In the summer of 2018, ODOT will solicit proposals for the first round of new SRTS Infrastructure funding. ODOT staff will present a program overview and answer questions about this new opportunity. The presentation will cover SRTS Infrastructure Program specifics including timeline, eligibility, proposal selection process, match requirements, and proposal development tips. The target audiences include city, county, tribes, transit district staff, and interested public school representatives. All workshops are open to the general public. See the workshop flyer for more information.
- 6/18 (1:00 - 2:30 p.m.) - BAKER CITY WORKSHOP
Location: Baker County Library, 2400 Resort St
Hosted in conjunction with the Northeast and Southeast Area Commission on Transportation meeting.

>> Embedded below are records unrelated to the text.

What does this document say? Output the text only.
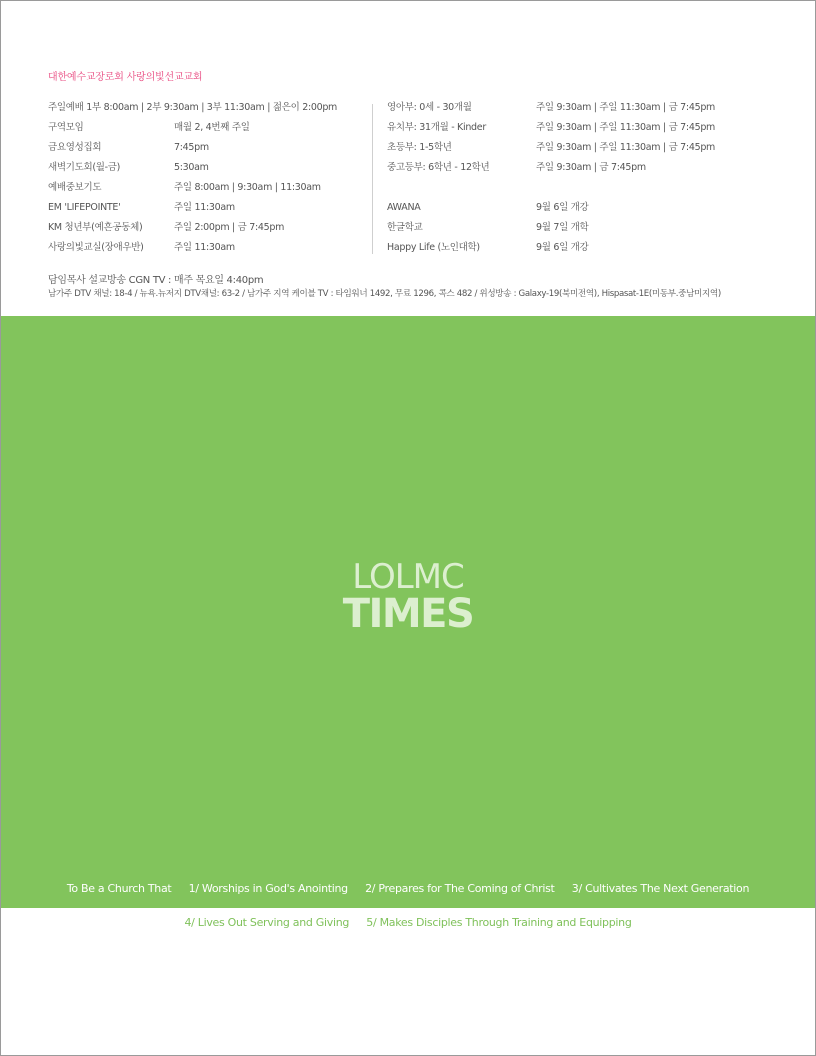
대한예수교장로회 사랑의빛선교교회
주일예배 1부 8:00am | 2부 9:30am | 3부 11:30am | 젊은이 2:00pm
구역모임	매월 2, 4번째 주일
금요영성집회	7:45pm
새벽기도회(월-금)	5:30am
예배중보기도	주일 8:00am | 9:30am | 11:30am
EM 'LIFEPOINTE'	주일 11:30am
KM 청년부(예흔공동체)	주일 2:00pm | 금 7:45pm
사랑의빛교실(장애우반)	주일 11:30am
영아부: 0세 - 30개월	주일 9:30am | 주일 11:30am | 금 7:45pm
유치부: 31개월 - Kinder	주일 9:30am | 주일 11:30am | 금 7:45pm
초등부: 1-5학년	주일 9:30am | 주일 11:30am | 금 7:45pm
중고등부: 6학년 - 12학년	주일 9:30am | 금 7:45pm
AWANA	9월 6일 개강
한글학교	9월 7일 개학
Happy Life (노인대학)	9월 6일 개강
담임목사 설교방송 CGN TV : 매주 목요일 4:40pm
남가주 DTV 채널: 18-4 / 뉴욕.뉴저지 DTV채널: 63-2 / 남가주 지역 케이블 TV : 타임워너 1492, 무료 1296, 콕스 482 / 위성방송 : Galaxy-19(북미전역), Hispasat-1E(미동부.중남미지역)
LOLMC
TIMES
To Be a Church That 1/ Worships in God's Anointing 2/ Prepares for The Coming of Christ 3/ Cultivates The Next Generation
4/ Lives Out Serving and Giving 5/ Makes Disciples Through Training and Equipping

- 6/25 (3:00 - 4:30 p.m.) - SALEM WORKSHOP
Location: Chemeketa Center for Business and Industry, 626 High St NE
Hosted in conjunction with the Safe Routes to School Network Annual Meeting. See the Oregon Safe Routes to School website for more information.
- 6/27 (1:00 - 2:30 p.m.) - WEBINAR
Location: Online through JoinMe
RSVP to LeeAnne Fergason, RSVP is recommended but not required.
- 7/2 (2:30 - 4:00 p.m.) - PORTLAND WORKSHOP
Location: ODOT Region 1, 123 NW Flanders St
Hosted in conjunction with the Region 1 Area Commission on Transportation Meeting.
- 7/12 (12:30 - 2:00 p.m.) - REDMOND WORKSHOP
Location: City of Redmond Public Works Training Room, 243 E. Antler Avenue
Hosted in Conjunction with the Central Oregon Area Commission on Transportation meeting.
- 8/8 (2:30 - 4:30 p.m.) - SPRINGFIELD WORKSHOP
Location: Agnes Stewart Middle School, 900 S. 32nd St
Hosted in conjunction with the Lane Area Commission on Transportation Meeting.
- 8/16 (10:30 a.m. - 12:00 p.m.) - ASHLAND WORKSHOP
Hosted in conjunction with the Transportation Option Group of Oregon meeting. See the Transportation Option Group of Oregon website for more information.
Sign up for email updates to stay informed on the latest Safe Routes to School Infrastructure Grant Program activities.
Competitive Grant Program Anticipated Timeline
The following timeline is subject to change pending OTC approval of OAR 737-025 in July of 2018.
- July 23, 2018: Application process opens
- August 31, 2018: Letter of Intent due
- October 15, 2018: Applications due
- October-January 2018: Review, scoring, and recommendation
- January-February 2019: Final approval by the OTC
Information about focus areas, project selection, and the SRTS Advisory Committee will be available by July 31, 2018. Information about funded projects will be available in March of 2019.
Oregon Safe Routes to School supports the ODOT Safe Routes to School program and is funded through a grant. The website is a statewide approach to providing SRTS information with specific resources and stories from Oregon Communities.